Diversidade étnica e cultural em pauta: qual é a importância da Demarcação de Terras indígenas?

Povos Originários
6 min readNov 19, 2018

--

Conheça os pontos positivos da demarcação e como ela é realizada no Brasil

Kévin Sganzerla*

A realidade do povo indígena vai muito além de pautas decorrentes das tribos na Amazônia, muito conhecidas pela sua expressiva luta e resistência. Percorrendo a BR-470, em Bento Gonçalves, no Rio Grande do Sul, os motoristas se deparam com diversas barracas improvisadas, feitas de lona. Observando mais de perto, as condições insalubres refletem o descaso da etnia indígena no Brasil já inserida à sociedade em geral.

Os Caingangues estão há mais de dois anos esperando que o local se torne, de fato, uma aldeia indígena, porém, o desejo das 18 famílias que ali estão de cultivar suas tradições em condições dignas esbarra na burocracia e parece estar longe de ser concretizado. Os indígenas recebem doações como colchões e agasalhos; as crianças, para irem à aula, precisam se deslocar a pé; os homens trabalham como auxiliares nas plantações da região, principalmente na colheita da uva, enquanto que as mulheres fabricam artesanato para comercializar no centro da cidade. No local, o acampamento possui apenas requisitos básicos de sobrevivência, como água encanada e energia elétrica, nada mais que isso.

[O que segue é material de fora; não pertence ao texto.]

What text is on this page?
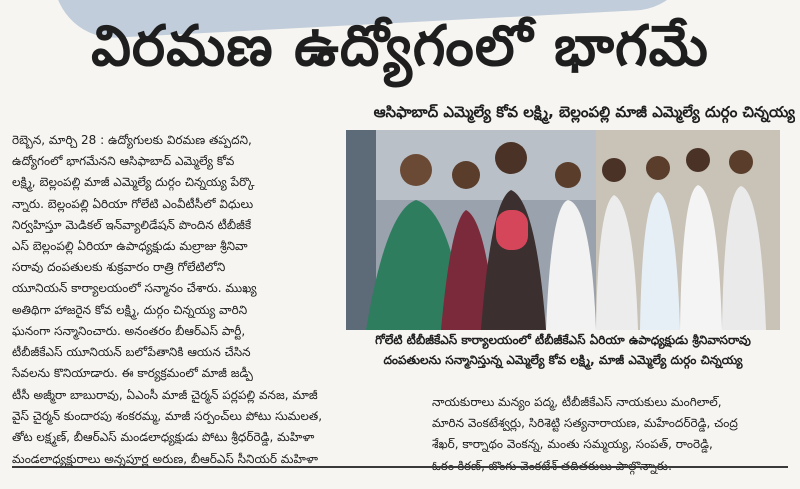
విరమణ ఉద్యోగంలో భాగమే
ఆసిఫాబాద్ ఎమ్మెల్యే కోవ లక్ష్మి, బెల్లంపల్లి మాజీ ఎమ్మెల్యే దుర్గం చిన్నయ్య

రెబ్బెన, మార్చి 28 : ఉద్యోగులకు విరమణ తప్పదని,

ఉద్యోగంలో భాగమేనని ఆసిఫాబాద్ ఎమ్మెల్యే కోవ

లక్ష్మి, బెల్లంపల్లి మాజీ ఎమ్మెల్యే దుర్గం చిన్నయ్య పేర్కొ

న్నారు. బెల్లంపల్లి ఏరియా గోలేటి ఎంవీటీసీలో విధులు

నిర్వహిస్తూ మెడికల్ ఇన్‌వ్యాలిడేషన్ పొందిన టీబీజీకే

ఎస్ బెల్లంపల్లి ఏరియా ఉపాధ్యక్షుడు మల్రాజు శ్రీనివా

సరావు దంపతులకు శుక్రవారం రాత్రి గోలేటిలోని

యూనియన్ కార్యాలయంలో సన్మానం చేశారు. ముఖ్య

అతిథిగా హాజరైన కోవ లక్ష్మి, దుర్గం చిన్నయ్య వారిని

ఘనంగా సన్మానించారు. అనంతరం బీఆర్ఎస్ పార్టీ,

టీబీజీకేఎస్ యూనియన్ బలోపేతానికి ఆయన చేసిన

సేవలను కొనియాడారు. ఈ కార్యక్రమంలో మాజీ జడ్పీ

గోలేటి టీబీజీకేఎస్ కార్యాలయంలో టీబీజీకేఎస్ ఏరియా ఉపాధ్యక్షుడు శ్రీనివాసరావు

దంపతులను సన్మానిస్తున్న ఎమ్మెల్యే కోవ లక్ష్మి, మాజీ ఎమ్మెల్యే దుర్గం చిన్నయ్య

టీసీ అజ్మీరా బాబురావు, ఏఎంసీ మాజీ చైర్మన్ పర్లపల్లి వనజ, మాజీ

వైస్ చైర్మన్ కుందారపు శంకరమ్మ, మాజీ సర్పంచ్‌లు పోటు సుమలత,

తోట లక్ష్మణ్, బీఆర్ఎస్ మండలాధ్యక్షుడు పోటు శ్రీధర్‌రెడ్డి, మహిళా

మండలాధ్యక్షురాలు అన్నపూర్ణ అరుణ, బీఆర్ఎస్ సీనియర్ మహిళా

నాయకురాలు మన్యం పద్మ, టీబీజీకేఎస్ నాయకులు మంగిలాల్,

మారిన వెంకటేశ్వర్లు, సిరిశెట్టి సత్యనారాయణ, మహేందర్‌రెడ్డి, చంద్ర

శేఖర్, కార్నాథం వెంకన్న, మంతు సమ్మయ్య, సంపత్, రాంరెడ్డి,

Foto: Felipe Nyland/Agencia RBS

Em situação contrária, a poucos quilômetros do acampamento de Bento Gonçalves, na cidade de Farroupilha, há a única aldeia indígena na Serra Gaúcha. São 15 casas construídas, além de uma escola de madeira, dispostas em forma circular no terreno, e uma estrutura de alvenaria, no centro, com banheiros comunitários.

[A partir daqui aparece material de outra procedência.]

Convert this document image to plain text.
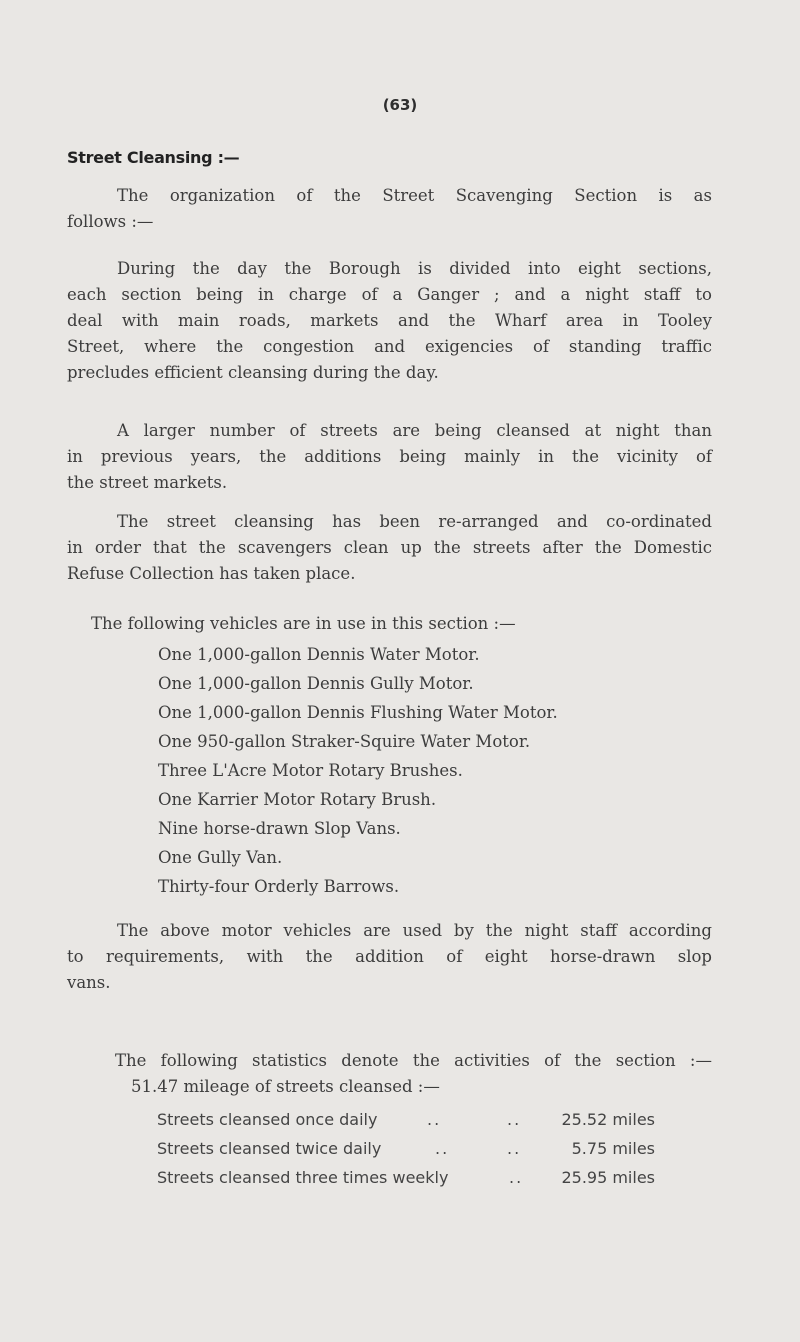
(63)
Street Cleansing :—

The organization of the Street Scavenging Section is as
follows :—

During the day the Borough is divided into eight sections,
each section being in charge of a Ganger ; and a night staff to
deal with main roads, markets and the Wharf area in Tooley
Street, where the congestion and exigencies of standing traffic
precludes efficient cleansing during the day.

A larger number of streets are being cleansed at night than
in previous years, the additions being mainly in the vicinity of
the street markets.

The street cleansing has been re-arranged and co-ordinated
in order that the scavengers clean up the streets after the Domestic
Refuse Collection has taken place.

The following vehicles are in use in this section :—

One 1,000-gallon Dennis Water Motor.
One 1,000-gallon Dennis Gully Motor.
One 1,000-gallon Dennis Flushing Water Motor.
One 950-gallon Straker-Squire Water Motor.
Three L'Acre Motor Rotary Brushes.
One Karrier Motor Rotary Brush.
Nine horse-drawn Slop Vans.
One Gully Van.
Thirty-four Orderly Barrows.

The above motor vehicles are used by the night staff according
to requirements, with the addition of eight horse-drawn slop
vans.

The following statistics denote the activities of the section :—
51.47 mileage of streets cleansed :—

Streets cleansed once daily	..	..	25.52 miles
Streets cleansed twice daily	..	..	5.75 miles
Streets cleansed three times weekly	.. 25.95 miles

Com a aldeia, o trabalho de ordenamento fundiário é muito mais facilitado, uma vez que o local também abriga índios que passam temporariamente na Serra, principalmente na colheita da uva. A regularização deste espaço próprio para os indígenas contribui para a política de ordenamento fundiário do governo, seja em razão da redução de conflitos pela terra, seja em razão de que os Estados e municípios passam a ter melhores condições de cumprir com suas atribuições constitucionais de atendimento digno aos cidadãos, atendendo as especificidades dos povos indígenas.

As condições na aldeia indígena de Farroupilha são completamente diferentes àquelas encontradas em Bento Gonçalves, mesmo que a falta de matéria-prima para a fabricação de artesanato seja um problema, porém não tão urgente como os observados na cidade vizinha.

Foto: IFRS — Farroupilha

Além do ordenamento, a demarcação garante, sobretudo, a garantia da diversidade étnica e cultural no Brasil. Previsto no Art. 24, inciso VII da Constituição da República Federativa do Brasil de 1988, é dever da União e das Unidades Federadas a proteção do patrimônio histórico e cultural brasileiro. As terras indígenas são um belo exemplo para a preservação de nossa história. Com a manutenção de seus modos de vida tradicionais, saberes e expressões culturais únicos, as terras indígenas enriquecem o patrimônio cultural brasileiro e contribuem para a construção de uma sociedade pluriétnica e multicultural.

As expressivas discussões na câmera de deputados e no senado quanto à demarcações de terras e a questões de concessões na Amazônia têm se tornado cada vez mais frequentes. Porém, diversas associações lutam pela reflexão da população quanto à importância das terras indígenas nestas localidades, sobretudo na Floresta Amazônica. A sociedade nacional e mundial beneficia-se com a demarcação das terras indígenas, visto que tal medida protetiva contribui para a proteção do meio ambiente e da biodiversidade, bem como o controle climático global. Segundo dados da PPCDAM — Plano de Prevenção e Controle do Desmatamento na Amazônia, as terras indígenas representam as áreas mais protegidas ambientalmente localizadas em todos os biomas brasileiros.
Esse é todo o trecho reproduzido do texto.